Dans le plan d’action du gouvernement, présenté hier à l’APN, la question de la transition énergétique représente un segment important pour l’avenir. Concernant les hydrocarbures non conventionnels, le gouvernement annonce intensifier les efforts d’identification du potentiel que recèle le sous-sol, afin d’engager « les études appropriées » sur l’impact de l’exploitation de « cette richesse » au plan économique, social et environnemental. Le choix prudent des mots est à l’évidence à la mesure de la sensibilité du sujet. Le schiste semble encore susciter de l’appréhension, voire un rejet dans l’opinion. Le sujet demeure en tout cas d’une extrême sensibilité, comme ce fut le cas après la rencontre du Président de la République avec des représentants de la presse nationale. L’évocation de ce sujet a suscité une vive polémique au sein de la société. Ce qui reste symptomatique de la complexité du sujet. La transition énergétique semble en tout cas occuper une place importante dans le programme du gouvernement Djerad. Ce dernier viserait l’intensification des efforts de prospection et de production des hydrocarbures ainsi que la diversification des sources énergétiques et ce, à travers le développement des énergies renouvelables et la promotion de l’efficacité énergétique. Une efficacité qui semble inévitable afin d’entamer la transition tout aussi inéluctable vers un modèle en adéquation avec la nouvelle réalité énergétique. Cette transition devrait permettre de s’affranchir «de manière progressive » de la dépendance vis-à-vis des ressources conventionnelles, estime le gouvernement. Il s’agira en fait d’amorcer la dynamique d’émergence d’une énergie « verte et durable » qui s’appuierait sur les ressources inépuisables. Cette option pourrait bien constituer une voie vertueuse à long termes pour peu que le passage du texte vers l’application ne soit pas un vain mot.

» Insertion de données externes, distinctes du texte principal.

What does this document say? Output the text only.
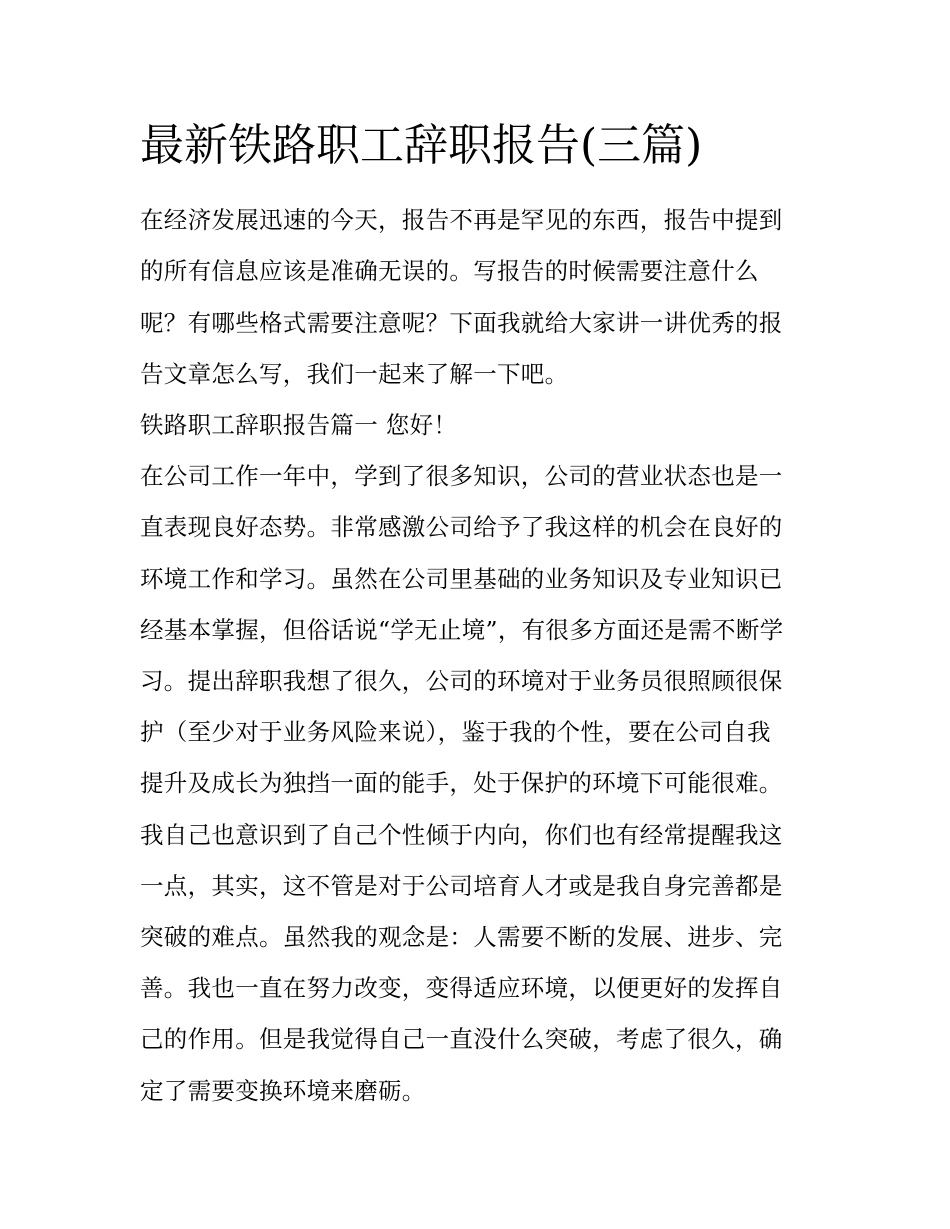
最新铁路职工辞职报告(三篇)
在经济发展迅速的今天，报告不再是罕见的东西，报告中提到
的所有信息应该是准确无误的。写报告的时候需要注意什么
呢？有哪些格式需要注意呢？下面我就给大家讲一讲优秀的报
告文章怎么写，我们一起来了解一下吧。
铁路职工辞职报告篇一 您好！
在公司工作一年中，学到了很多知识，公司的营业状态也是一
直表现良好态势。非常感激公司给予了我这样的机会在良好的
环境工作和学习。虽然在公司里基础的业务知识及专业知识已
经基本掌握，但俗话说“学无止境”，有很多方面还是需不断学
习。提出辞职我想了很久，公司的环境对于业务员很照顾很保
护（至少对于业务风险来说），鉴于我的个性，要在公司自我
提升及成长为独挡一面的能手，处于保护的环境下可能很难。
我自己也意识到了自己个性倾于内向，你们也有经常提醒我这
一点，其实，这不管是对于公司培育人才或是我自身完善都是
突破的难点。虽然我的观念是：人需要不断的发展、进步、完
善。我也一直在努力改变，变得适应环境，以便更好的发挥自
己的作用。但是我觉得自己一直没什么突破，考虑了很久，确
定了需要变换环境来磨砺。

« Changer le modèle énergétique »
Le gouvernement voudrait à l’évidence « changer le modèle énergétique » de production et de consommation et aller vers une plus grande protection de l’environnement, par la maîtrise des coûts de réalisation des installations des énergies renouvelables. Le potentiel existant et les capacités d’absorption du réseau national de transport et de distribution de l’énergie électrique et de l’énergie d’origine renouvelable est connu, une capacité de 15 000 MW à l’horizon 2035, dont 4 000 MW d’ici 2024. La réalisation de ces capacités permettra d’économiser près de 240 milliards de m3 de gaz naturel et d’éviter l’émission de 200 millions de tonnes de CO2, annonce le gouvernement. Aussi l’hybridation de la production de l’électricité de « source conventionnelle » dans le Sud par la production photovoltaïque, constitue pour le gouvernement une action prioritaire. Il sera procédé à la mise à niveau de la réglementation d’encouragement de la production d’électricité à partir de sources renouvelables. Les mesures fortes que le gouvernement envisage de mettre en œuvre en matière d’efficacité énergétique permettront de réduire drastiquement le gaspillage et de préserver les ressources énergétiques du pays. Le gouvernement s’engage aussi à « la couverture des besoins nationaux, la sécurité de l’approvisionnement ainsi que le pourvoi de l’économie nationale en ressources financières ». Ces objectifs ne sauraient se réaliser sans l’intensification de l’effort de recherche et d’exploration, y compris dans les zones Offshore et le nord du pays, et aussi l’utilisation de méthodes de récupération assistée tout en garantissant la conservation des gisements. Un programme de valorisation des hydrocarbures est retenu par le gouvernement, afin « d’asseoir une industrie pétrochimique et de raffinage » et ce, à travers l’augmentation des capacités pour satisfaire la demande nationale en produits pétroliers. L’approvisionnement continu du marché national en produits liés au pétrole sera assuré, annonce-t-on, à travers l’augmentation des capacités de stockage de carburants à 30 jours contre 12 actuellement.